Just finished Diana Gabaldon’s An Echo In the Bone and it ends in the middle of the story! Leaving aside the discussion that this series eventually has to end, my huge takeaway is:   I’m so tired of reading books that end on major cliff-hangers!!!

I love series books. I like revisiting characters to find out what they are up to next. Harry Potter was a great example of how to do this well. Each book had its own story arc that resolved itself within each book. We knew more interesting stuff and character development was forthcoming but we knew each book’/school year’s major conflict would be resolved.

But this trend of publishing only a portion of a single story arc is really irritating. Suzanne Collins truly excellent The Hunger Games (plus its sequel) and Kelly Armstrong’s new YA novel The Awakening (and its sequel) do the same thing. Gabaldon’s latest actually ends in the middle of a conversation between two of the characters (Jamie and Lord John)!!!

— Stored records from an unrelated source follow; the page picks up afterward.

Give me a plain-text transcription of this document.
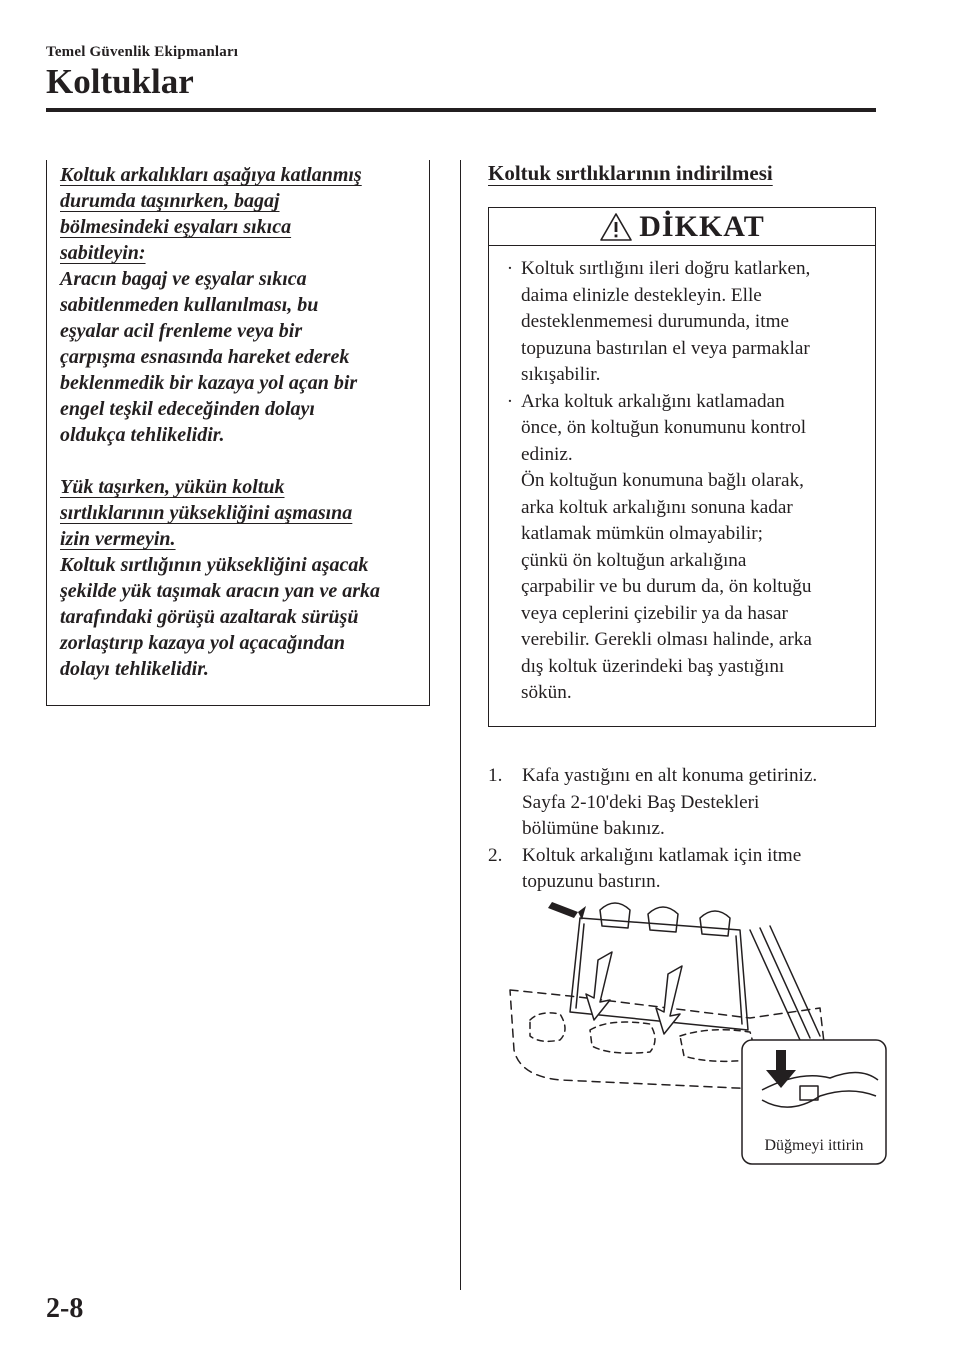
Temel Güvenlik Ekipmanları
Koltuklar

Koltuk arkalıkları aşağıya katlanmış

durumda taşınırken, bagaj

bölmesindeki eşyaları sıkıca

sabitleyin:

Aracın bagaj ve eşyalar sıkıca

sabitlenmeden kullanılması, bu

eşyalar acil frenleme veya bir

çarpışma esnasında hareket ederek

beklenmedik bir kazaya yol açan bir

engel teşkil edeceğinden dolayı

oldukça tehlikelidir.

Yük taşırken, yükün koltuk

sırtlıklarının yüksekliğini aşmasına

izin vermeyin.

Koltuk sırtlığının yüksekliğini aşacak

şekilde yük taşımak aracın yan ve arka

tarafındaki görüşü azaltarak sürüşü

zorlaştırıp kazaya yol açacağından

dolayı tehlikelidir.

Koltuk sırtlıklarının indirilmesi
DİKKAT
· Koltuk sırtlığını ileri doğru katlarken,

daima elinizle destekleyin. Elle

desteklenmemesi durumunda, itme

topuzuna bastırılan el veya parmaklar

sıkışabilir.

· Arka koltuk arkalığını katlamadan

önce, ön koltuğun konumunu kontrol

ediniz.

Ön koltuğun konumuna bağlı olarak,

arka koltuk arkalığını sonuna kadar

katlamak mümkün olmayabilir;

çünkü ön koltuğun arkalığına

çarpabilir ve bu durum da, ön koltuğu

veya ceplerini çizebilir ya da hasar

verebilir. Gerekli olması halinde, arka

dış koltuk üzerindeki baş yastığını

sökün.

1.	Kafa yastığını en alt konuma getiriniz.
Sayfa 2-10'deki Baş Destekleri
bölümüne bakınız.
2.	Koltuk arkalığını katlamak için itme
topuzunu bastırın.
Düğmeyi ittirin
2-8
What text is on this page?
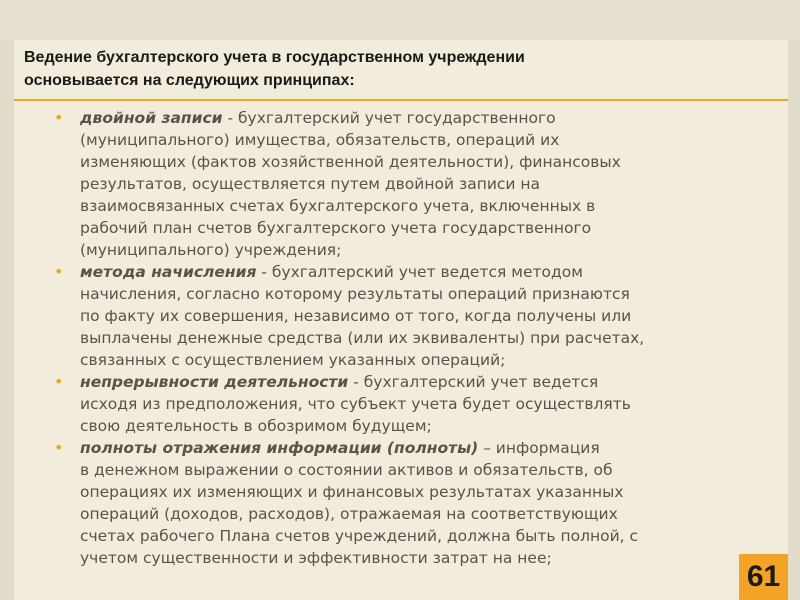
Ведение бухгалтерского учета в государственном учреждении
основывается на следующих принципах:
• двойной записи - бухгалтерский учет государственного
(муниципального) имущества, обязательств, операций их
изменяющих (фактов хозяйственной деятельности), финансовых
результатов, осуществляется путем двойной записи на
взаимосвязанных счетах бухгалтерского учета, включенных в
рабочий план счетов бухгалтерского учета государственного
(муниципального) учреждения;
• метода начисления - бухгалтерский учет ведется методом
начисления, согласно которому результаты операций признаются
по факту их совершения, независимо от того, когда получены или
выплачены денежные средства (или их эквиваленты) при расчетах,
связанных с осуществлением указанных операций;
• непрерывности деятельности - бухгалтерский учет ведется
исходя из предположения, что субъект учета будет осуществлять
свою деятельность в обозримом будущем;
• полноты отражения информации (полноты) – информация
в денежном выражении о состоянии активов и обязательств, об
операциях их изменяющих и финансовых результатах указанных
операций (доходов, расходов), отражаемая на соответствующих
счетах рабочего Плана счетов учреждений, должна быть полной, с
учетом существенности и эффективности затрат на нее;
61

I compare this to The Lord of the Rings. All three books were already published by the time I first read the series. I suppose I’d be just as ticked about LOTR if I were reading those as they were published. But I don’t think it was standard publishing practice back then to do this to readers. It’s become a publishing habit these days . . . especially in the YA/children’s market.

I keep threatening to write to the publishers and with this one I may just do it. It’s like 5 years between Gabaldon books these days. This is not fair to readers, especially for a really well-established series like Gabaldon’s. Why should anyone buy a book when it is first released? Just wait for all the books to be released before starting a new series. . . . and get them at your public library so you aren’t being soaked for the price of 2 or 3 or more books just to get a single story!